On 2 March 2012 Site Gallery launches Of All Possible Things, the first UK solo exhibition of Jeremiah Day. Of All Possible Things is based on the mixed and unresolved legacies of the end of the cold war. Taking as a point of departure a former Berlin wall checkpoint – famously the first site to open in 1989 – that has subsequently been turned into a Lidl superstore, Day uncovers fragments of the history of the place through a series of research interventions.
In Day’s work, site, place and historical memory are explored through photography and performance improvisation. Often focused on resistance movements and the lived experience of political struggle, in Day’s work historical incidents and sites serve as allegories, offering insight into broader philosophical and political questions. This evolving work will be materialised in Sheffield through photographs, audio recordings, performance documentation, and a new video and performance work. At times oblique, and at times explicit, the works explore the intersection of landscape and ideology, local memory and ‘world history’.
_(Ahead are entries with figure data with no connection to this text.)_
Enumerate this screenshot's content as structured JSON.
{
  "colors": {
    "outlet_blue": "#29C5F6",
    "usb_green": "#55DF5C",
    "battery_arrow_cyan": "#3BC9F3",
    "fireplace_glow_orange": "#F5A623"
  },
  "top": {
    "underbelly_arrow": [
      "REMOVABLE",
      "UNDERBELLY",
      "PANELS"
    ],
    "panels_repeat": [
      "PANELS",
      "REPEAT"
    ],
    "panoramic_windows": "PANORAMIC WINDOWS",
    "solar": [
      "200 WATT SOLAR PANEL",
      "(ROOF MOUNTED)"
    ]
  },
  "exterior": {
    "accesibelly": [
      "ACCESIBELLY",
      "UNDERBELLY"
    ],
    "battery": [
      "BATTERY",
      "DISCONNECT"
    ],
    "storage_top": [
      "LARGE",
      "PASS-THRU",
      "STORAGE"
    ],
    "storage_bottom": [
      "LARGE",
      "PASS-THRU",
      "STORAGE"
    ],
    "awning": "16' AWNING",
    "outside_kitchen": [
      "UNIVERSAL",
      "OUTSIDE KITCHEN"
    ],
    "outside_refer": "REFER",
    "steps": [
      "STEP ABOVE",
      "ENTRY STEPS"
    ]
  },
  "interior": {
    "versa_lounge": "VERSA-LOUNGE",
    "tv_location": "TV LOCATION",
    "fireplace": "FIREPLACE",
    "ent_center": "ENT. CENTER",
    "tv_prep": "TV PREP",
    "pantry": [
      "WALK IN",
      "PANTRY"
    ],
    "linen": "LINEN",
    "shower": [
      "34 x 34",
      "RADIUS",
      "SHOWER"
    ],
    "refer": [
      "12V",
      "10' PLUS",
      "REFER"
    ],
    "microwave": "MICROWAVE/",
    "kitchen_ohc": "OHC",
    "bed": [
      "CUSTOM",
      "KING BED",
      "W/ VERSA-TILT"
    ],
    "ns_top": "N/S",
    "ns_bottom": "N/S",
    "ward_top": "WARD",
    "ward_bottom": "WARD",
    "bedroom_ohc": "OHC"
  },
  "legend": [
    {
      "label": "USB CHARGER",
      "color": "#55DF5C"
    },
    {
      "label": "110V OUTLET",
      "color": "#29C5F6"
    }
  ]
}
The exhibition is accompanied by the publication of an artist’s book, Autonomy which documents Day’s making process. Day will present a new improvisational performance on the opening night in an effort to engage the themes of his broader project to the particular situation of Sheffield.
In The Absence of ‘Real-And-Existing Socialism’ – Film Screening of Christian Petzold’s Jerichow and talk by Jeremiah Day, Tuesday, February 28th 8pm – While the changes of 1989 are now only recorded in a narrative of triumphalism, the facts on the ground are much more equivocal. Petzold explores this ambivalent situation in his 2009 film, which will be introduced by Day and followed by an open discussion.